In [None]:
# ============================================
# Module 10: Retrieval-Augmented Generation & Vector Search
# Lab 3 – Comparing Similarity Search Methods (BM25 vs. FAISS)
# ============================================
# Author: Dr. Dasha Trofimova
# Course: M.Sc. Applied Data Science & AI
# --------------------------------------------
# Learning Goals:
# - Understand similarity search and document retrieval fundamentals
# - Compare lexical vs. embedding-based retrieval (BM25 vs. FAISS)
# - Analyze trade-offs in recall, speed, and semantic matching
# --------------------------------------------
# Lab Objectives:
# 1. Create a small text corpus of sample sentences
# 2. Implement BM25 retrieval using rank-bm25 or ElasticSearch
# 3. Implement vector-based retrieval using FAISS or Chroma
# 4. Compare top-k results qualitatively and quantitatively
# 5. Discuss which method suits RAG pipelines best
# ============================================
!pip install rank_bm25 sentence-transformers faiss-cpu


In [None]:
from rank_bm25 import BM25Okapi
from sentence_transformers import SentenceTransformer
import numpy as np
import faiss

corpus = [
    "The cat sat on the mat.",
    "A small kitten was sleeping on a rug.",
    "This paper introduces a novel transformer architecture for language modeling.",
    "We propose a new retrieval method using dense vector search.",
    "The dog chased the ball across the park.",
    "Neural embeddings capture semantic similarity beyond exact keywords."
]

query = "new transformer model for language"

print("Corpus:")
for i, doc in enumerate(corpus):
    print(f"{i}: {doc}")

print("\nQuery:", query)


In [None]:
import re

def tokenize(text):
    # basic tokenizer: lowercase and split on non-letters
    return [t for t in re.split(r"[^a-zA-Z0-9]+", text.lower()) if t]

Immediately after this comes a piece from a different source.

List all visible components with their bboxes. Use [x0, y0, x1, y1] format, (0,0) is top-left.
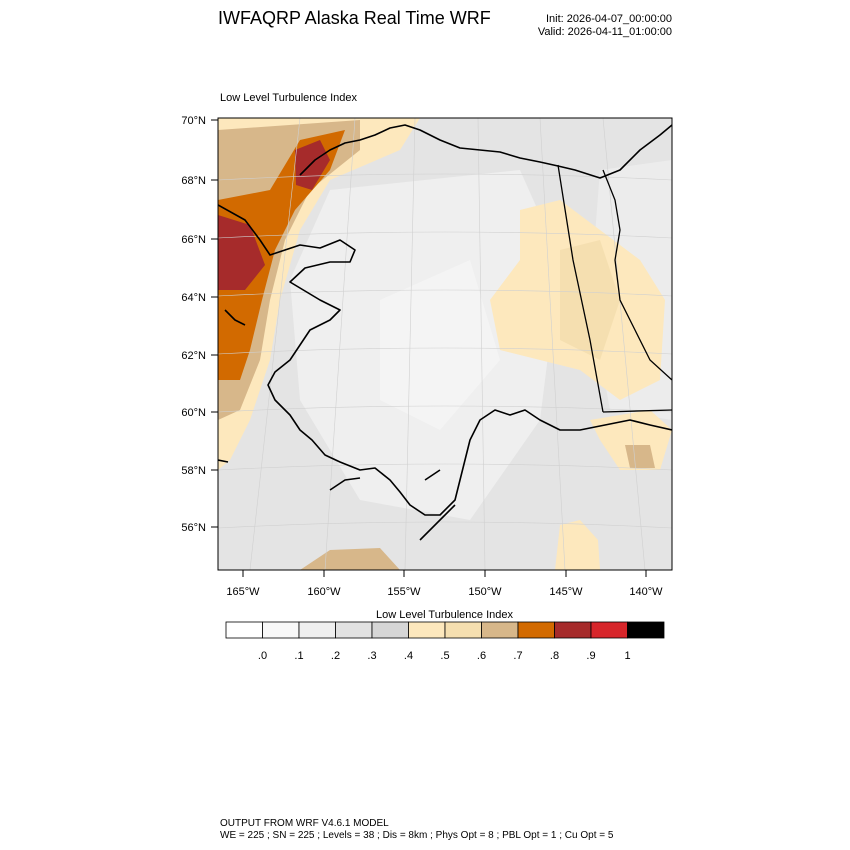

# Tokenize corpus and query
tokenized_corpus = [tokenize(doc) for doc in corpus]
tokenized_query = tokenize(query)

bm25 = BM25Okapi(tokenized_corpus)

bm25_scores = bm25.get_scores(tokenized_query)

print("BM25 scores:")
for idx, score in sorted(enumerate(bm25_scores), key=lambda x: x[1], reverse=True):
    print(f"{idx}: {score:.4f} -> {corpus[idx]}")


In [None]:
# Load a small embedding model
embed_model_name = "sentence-transformers/all-MiniLM-L6-v2"
embed_model = SentenceTransformer(embed_model_name)

# Encode corpus and query
corpus_embeddings = embed_model.encode(corpus, convert_to_numpy=True, normalize_embeddings=True)
query_embedding = embed_model.encode([query], convert_to_numpy=True, normalize_embeddings=True)[0]

# cosine similarity of normalized vectors = dot product
cosine_scores = np.dot(corpus_embeddings, query_embedding)

print(f"Embedding model: {embed_model_name}")
print("\nCosine similarities (semantic):")
for idx, score in sorted(enumerate(cosine_scores), key=lambda x: x[1], reverse=True):
    print(f"{idx}: {score:.4f} -> {corpus[idx]}")


In [None]:
# dimension of embeddings
dim = corpus_embeddings.shape[1]

# Create FAISS index for Inner Product (IP)
index = faiss.IndexFlatIP(dim)

# Add our doc embeddings
index.add(corpus_embeddings)  # each row = one document

# Search top-k
k = 3
D, I = index.search(np.array([query_embedding]), k)

print("FAISS top-k results (by cosine similarity):")
for rank, (doc_idx, score) in enumerate(zip(I[0], D[0]), start=1):
    print(f"Rank {rank} | score={score:.4f} | id={doc_idx} -> {corpus[doc_idx]}")


In [None]:
# side to side comparison of BM25, embedding and FAISS
import pandas as pd

# combine results into a dataframe
data = []
for i, doc in enumerate(corpus):
    data.append({
        "doc_id": i,
        "text": doc,
        "bm25_score": bm25_scores[i],
        "embedding_score": cosine_scores[i],
    })

df = pd.DataFrame(data)

# sort by each score to compare rankings
bm25_ranked = df.sort_values("bm25_score", ascending=False).reset_index(drop=True)
embed_ranked = df.sort_values("embedding_score", ascending=False).reset_index(drop=True)

print("=== Top by BM25 (keyword match) ===")
display(bm25_ranked.head(5))

print("=== Top by Embedding Similarity (semantic match) ===")
display(embed_ranked.head(5))